Two short stories (written years later) offer insights into his homecoming and his understanding of the dilemmas of the returned war veteran. In "Soldier's Home" Howard Krebs returns home from Europe later than many of his peers. Having missed the victory parades, he is unable to reconnect with those he left behind—especially his mother, who cannot understand how her son has been changed by the war.
"Hemingway's great war work deals with aftermath," stated author Tobias Wolff at the Hemingway centennial celebration. "It deals with what happens to the soul in war and how people deal with that afterward. The problem that Hemingway set for himself in stories like 'Soldier's Home' is the difficulty of telling the truth about what one has been through. He knew about his own difficulty in doing that."
After living for months with his parents, during which time he learned from Agnes that she had fallen in love with another man, he decamped with two friends to his family's Michigan summer cottage, where he had learned to hunt and fish as a young boy. The trip would be the genesis of "Big Two-Hearted River"—a story that follows one of Hemingway's best known fictional characters, Nick Adams, recently returned from war, on a fishing trip in northern Michigan.

Hemingway in Oak Park IL, 1919.
In the story, Hemingway never actually mentions the war and the injuries Nick has sustained in it—they simply loom below the surface.

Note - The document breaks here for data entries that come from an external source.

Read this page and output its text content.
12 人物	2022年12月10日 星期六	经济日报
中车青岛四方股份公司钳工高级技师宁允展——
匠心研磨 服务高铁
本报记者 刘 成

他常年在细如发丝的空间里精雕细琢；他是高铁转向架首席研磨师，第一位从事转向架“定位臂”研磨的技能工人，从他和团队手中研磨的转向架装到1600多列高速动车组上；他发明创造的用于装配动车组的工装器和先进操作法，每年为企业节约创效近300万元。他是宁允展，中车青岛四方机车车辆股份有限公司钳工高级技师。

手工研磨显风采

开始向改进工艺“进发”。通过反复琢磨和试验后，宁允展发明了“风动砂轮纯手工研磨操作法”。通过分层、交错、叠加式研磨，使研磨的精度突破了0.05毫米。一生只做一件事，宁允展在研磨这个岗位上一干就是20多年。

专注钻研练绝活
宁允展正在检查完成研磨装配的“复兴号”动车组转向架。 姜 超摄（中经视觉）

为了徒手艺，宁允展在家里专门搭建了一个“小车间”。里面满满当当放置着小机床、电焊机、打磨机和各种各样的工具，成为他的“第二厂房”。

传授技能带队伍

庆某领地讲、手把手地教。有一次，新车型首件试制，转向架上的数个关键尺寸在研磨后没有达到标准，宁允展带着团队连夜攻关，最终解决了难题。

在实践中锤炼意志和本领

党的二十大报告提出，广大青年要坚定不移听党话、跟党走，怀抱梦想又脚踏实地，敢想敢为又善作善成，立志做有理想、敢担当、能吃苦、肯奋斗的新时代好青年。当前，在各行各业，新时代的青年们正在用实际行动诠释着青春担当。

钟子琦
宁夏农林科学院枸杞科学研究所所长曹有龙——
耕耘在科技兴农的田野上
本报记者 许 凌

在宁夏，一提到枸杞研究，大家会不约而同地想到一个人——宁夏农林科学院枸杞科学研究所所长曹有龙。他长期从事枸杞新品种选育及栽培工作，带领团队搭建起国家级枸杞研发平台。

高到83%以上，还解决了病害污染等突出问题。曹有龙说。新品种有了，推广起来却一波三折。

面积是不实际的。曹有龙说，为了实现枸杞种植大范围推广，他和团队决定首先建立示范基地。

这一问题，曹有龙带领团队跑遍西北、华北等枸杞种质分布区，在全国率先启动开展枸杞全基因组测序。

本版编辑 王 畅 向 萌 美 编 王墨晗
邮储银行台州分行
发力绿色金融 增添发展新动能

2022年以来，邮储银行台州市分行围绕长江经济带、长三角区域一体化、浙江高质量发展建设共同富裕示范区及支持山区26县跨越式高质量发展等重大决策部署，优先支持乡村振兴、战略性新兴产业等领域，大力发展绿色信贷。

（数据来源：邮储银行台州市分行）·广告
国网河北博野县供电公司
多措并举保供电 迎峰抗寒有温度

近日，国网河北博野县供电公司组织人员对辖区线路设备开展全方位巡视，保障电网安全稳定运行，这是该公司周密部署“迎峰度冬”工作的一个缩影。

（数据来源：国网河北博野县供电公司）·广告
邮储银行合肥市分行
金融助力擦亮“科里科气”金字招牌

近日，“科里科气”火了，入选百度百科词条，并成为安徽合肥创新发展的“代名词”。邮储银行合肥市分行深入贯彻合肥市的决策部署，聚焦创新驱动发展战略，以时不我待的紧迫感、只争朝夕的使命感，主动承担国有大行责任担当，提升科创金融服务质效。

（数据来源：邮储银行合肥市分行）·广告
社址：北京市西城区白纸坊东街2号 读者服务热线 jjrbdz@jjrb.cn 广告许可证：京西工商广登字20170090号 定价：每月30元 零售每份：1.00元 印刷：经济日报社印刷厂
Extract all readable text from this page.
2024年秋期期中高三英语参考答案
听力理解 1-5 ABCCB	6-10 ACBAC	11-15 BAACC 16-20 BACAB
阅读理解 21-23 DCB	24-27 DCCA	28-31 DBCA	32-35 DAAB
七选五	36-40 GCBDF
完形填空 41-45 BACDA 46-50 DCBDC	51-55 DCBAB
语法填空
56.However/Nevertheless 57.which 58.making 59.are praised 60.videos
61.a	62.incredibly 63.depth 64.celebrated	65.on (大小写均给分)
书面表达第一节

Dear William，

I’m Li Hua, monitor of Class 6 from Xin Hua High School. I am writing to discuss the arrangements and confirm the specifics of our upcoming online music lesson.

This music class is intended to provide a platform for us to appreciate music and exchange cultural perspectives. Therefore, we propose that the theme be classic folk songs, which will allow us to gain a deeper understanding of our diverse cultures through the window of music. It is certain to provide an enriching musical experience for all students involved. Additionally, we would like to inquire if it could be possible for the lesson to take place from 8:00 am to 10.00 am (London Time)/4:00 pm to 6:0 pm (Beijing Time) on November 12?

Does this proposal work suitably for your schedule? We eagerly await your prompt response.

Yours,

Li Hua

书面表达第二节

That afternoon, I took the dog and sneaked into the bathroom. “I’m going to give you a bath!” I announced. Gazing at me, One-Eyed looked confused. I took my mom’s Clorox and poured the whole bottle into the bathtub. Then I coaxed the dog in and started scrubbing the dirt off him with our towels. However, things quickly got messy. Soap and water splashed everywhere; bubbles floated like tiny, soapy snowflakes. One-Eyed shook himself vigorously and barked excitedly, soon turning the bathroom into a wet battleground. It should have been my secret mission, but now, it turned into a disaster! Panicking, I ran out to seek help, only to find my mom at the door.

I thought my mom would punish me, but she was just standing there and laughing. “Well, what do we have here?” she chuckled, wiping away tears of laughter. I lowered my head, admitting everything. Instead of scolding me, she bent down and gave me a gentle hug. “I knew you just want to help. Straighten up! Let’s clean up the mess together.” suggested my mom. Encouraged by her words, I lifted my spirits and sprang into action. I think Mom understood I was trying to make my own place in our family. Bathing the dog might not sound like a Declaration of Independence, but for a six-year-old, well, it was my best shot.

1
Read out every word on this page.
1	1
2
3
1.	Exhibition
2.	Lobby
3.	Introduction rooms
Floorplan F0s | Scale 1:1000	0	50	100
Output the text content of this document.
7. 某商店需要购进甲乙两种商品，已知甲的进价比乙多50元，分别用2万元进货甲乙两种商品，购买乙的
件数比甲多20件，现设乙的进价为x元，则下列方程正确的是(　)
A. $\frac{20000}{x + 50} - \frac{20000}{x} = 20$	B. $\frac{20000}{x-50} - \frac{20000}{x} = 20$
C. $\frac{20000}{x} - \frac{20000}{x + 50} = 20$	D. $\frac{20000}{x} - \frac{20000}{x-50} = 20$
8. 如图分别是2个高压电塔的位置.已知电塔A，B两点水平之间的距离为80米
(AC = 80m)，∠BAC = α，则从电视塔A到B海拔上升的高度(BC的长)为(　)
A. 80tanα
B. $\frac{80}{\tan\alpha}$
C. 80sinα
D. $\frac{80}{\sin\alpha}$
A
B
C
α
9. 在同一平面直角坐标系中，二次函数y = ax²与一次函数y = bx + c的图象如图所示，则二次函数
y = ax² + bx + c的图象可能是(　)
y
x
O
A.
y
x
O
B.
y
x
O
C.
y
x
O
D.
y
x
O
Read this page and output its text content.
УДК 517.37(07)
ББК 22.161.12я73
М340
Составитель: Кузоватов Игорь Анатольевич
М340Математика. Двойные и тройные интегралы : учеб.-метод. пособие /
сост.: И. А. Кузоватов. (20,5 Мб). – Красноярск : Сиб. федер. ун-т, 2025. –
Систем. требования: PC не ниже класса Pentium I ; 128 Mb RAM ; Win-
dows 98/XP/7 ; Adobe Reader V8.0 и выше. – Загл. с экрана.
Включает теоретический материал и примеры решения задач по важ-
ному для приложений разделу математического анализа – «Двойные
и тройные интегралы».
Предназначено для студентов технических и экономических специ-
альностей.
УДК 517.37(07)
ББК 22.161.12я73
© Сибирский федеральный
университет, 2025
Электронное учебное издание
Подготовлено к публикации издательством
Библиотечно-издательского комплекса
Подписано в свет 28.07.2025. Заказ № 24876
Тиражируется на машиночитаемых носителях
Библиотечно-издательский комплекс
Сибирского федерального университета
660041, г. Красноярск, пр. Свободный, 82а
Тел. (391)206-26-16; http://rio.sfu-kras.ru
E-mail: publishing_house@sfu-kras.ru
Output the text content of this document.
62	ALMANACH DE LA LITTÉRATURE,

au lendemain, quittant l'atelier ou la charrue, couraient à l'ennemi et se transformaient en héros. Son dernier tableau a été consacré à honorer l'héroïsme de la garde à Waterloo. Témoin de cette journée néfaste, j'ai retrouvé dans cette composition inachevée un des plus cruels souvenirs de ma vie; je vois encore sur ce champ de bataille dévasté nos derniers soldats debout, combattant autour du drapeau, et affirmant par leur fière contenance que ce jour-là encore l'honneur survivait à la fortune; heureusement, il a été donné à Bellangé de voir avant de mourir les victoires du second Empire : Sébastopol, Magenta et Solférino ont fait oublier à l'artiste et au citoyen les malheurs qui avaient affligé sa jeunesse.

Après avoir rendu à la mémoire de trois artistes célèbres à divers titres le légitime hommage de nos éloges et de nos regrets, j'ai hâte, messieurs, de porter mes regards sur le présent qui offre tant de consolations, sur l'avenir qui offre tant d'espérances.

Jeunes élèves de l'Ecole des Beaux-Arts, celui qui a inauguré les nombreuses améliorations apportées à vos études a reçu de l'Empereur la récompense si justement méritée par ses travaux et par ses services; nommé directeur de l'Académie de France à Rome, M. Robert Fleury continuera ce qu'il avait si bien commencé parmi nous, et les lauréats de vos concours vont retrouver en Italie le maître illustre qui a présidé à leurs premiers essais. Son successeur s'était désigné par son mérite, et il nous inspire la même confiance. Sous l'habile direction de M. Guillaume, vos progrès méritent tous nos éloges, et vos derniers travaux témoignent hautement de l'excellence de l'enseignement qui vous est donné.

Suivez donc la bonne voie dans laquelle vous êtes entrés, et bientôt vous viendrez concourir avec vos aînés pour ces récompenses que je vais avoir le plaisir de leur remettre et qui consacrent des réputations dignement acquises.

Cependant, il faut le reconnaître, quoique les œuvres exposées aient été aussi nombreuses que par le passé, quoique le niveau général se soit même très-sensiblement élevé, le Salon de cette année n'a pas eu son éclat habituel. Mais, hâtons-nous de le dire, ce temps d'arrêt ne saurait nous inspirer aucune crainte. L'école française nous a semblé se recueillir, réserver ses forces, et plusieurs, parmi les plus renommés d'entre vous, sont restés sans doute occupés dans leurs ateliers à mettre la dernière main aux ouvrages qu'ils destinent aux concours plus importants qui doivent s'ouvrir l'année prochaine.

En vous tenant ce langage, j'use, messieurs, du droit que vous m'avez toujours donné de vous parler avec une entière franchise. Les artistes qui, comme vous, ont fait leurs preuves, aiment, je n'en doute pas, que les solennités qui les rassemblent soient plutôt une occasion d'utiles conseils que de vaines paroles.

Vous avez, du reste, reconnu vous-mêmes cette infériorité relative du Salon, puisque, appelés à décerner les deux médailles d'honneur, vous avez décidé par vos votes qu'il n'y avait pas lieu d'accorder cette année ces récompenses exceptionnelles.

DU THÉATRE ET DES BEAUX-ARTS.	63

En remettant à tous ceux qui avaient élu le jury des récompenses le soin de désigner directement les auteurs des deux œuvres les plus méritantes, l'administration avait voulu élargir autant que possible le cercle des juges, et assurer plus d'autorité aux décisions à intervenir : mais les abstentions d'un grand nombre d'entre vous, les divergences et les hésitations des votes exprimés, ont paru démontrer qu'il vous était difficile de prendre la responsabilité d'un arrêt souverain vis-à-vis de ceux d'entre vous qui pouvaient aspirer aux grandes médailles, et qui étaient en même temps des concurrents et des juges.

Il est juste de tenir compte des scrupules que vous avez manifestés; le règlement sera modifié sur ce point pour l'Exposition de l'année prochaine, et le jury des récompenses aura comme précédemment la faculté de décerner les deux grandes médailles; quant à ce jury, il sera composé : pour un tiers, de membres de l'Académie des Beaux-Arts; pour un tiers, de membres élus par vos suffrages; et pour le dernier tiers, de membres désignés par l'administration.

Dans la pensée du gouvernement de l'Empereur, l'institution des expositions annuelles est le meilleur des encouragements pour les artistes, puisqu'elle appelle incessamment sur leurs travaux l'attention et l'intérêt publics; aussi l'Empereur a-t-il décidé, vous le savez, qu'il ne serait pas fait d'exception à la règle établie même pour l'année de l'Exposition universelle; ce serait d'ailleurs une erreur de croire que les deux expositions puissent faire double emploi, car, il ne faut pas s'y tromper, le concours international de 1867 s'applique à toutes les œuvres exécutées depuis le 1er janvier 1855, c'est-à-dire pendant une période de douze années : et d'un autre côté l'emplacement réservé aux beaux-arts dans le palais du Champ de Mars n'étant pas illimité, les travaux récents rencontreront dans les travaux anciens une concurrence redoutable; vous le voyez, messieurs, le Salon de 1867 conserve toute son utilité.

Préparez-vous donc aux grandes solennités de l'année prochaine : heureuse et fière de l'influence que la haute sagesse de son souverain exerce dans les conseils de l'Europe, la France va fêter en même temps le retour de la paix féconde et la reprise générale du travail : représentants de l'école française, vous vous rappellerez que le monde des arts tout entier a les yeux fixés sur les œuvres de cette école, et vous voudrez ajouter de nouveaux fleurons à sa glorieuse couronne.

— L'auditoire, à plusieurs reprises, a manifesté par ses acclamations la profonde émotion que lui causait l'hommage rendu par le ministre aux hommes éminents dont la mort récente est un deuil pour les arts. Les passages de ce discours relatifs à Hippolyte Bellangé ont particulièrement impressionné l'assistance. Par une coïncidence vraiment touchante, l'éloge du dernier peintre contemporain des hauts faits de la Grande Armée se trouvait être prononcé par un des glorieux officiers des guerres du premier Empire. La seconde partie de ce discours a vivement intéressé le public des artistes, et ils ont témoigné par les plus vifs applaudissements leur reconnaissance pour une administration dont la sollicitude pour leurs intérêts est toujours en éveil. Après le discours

In this and other stories in his first major collection, In Our Time, Hemingway does more than advance a narrative; he also debuts a new style of writing fiction.
"The way we write about war or even think about war was affected fundamentally by Hemingway," stated Harvard Professor Henry Louis Gates, Jr., another speaker at the Hemingway centennial. In the early 1920s, in reaction to their experience of world war, Hemingway and other modernists lost faith in the central institutions of Western civilization. One of those institutions was literature itself. Nineteenth-century novelists were prone to a florid and elaborate style of writing. Hemingway, using a distinctly American vernacular, created a new style of fiction "in which meaning is established through dialogue, through action, and silences—a fiction in which nothing crucial—or at least very little—is stated explicitly."
"Hemingway was at the crest of a wave of modernists," noted fellow centennial panelist and book critic Gail Caldwell, "that were rebelling against the excesses and hypocrisy of Victorian prose. The First World War is the watershed event that changes world literature as well as how Hemingway responded to it."
(Courtesy of the National Archives)
May all Athenaeum/Sic Semper readers, commenters, & posters spend at least part of this Veterans Day with those they love the most.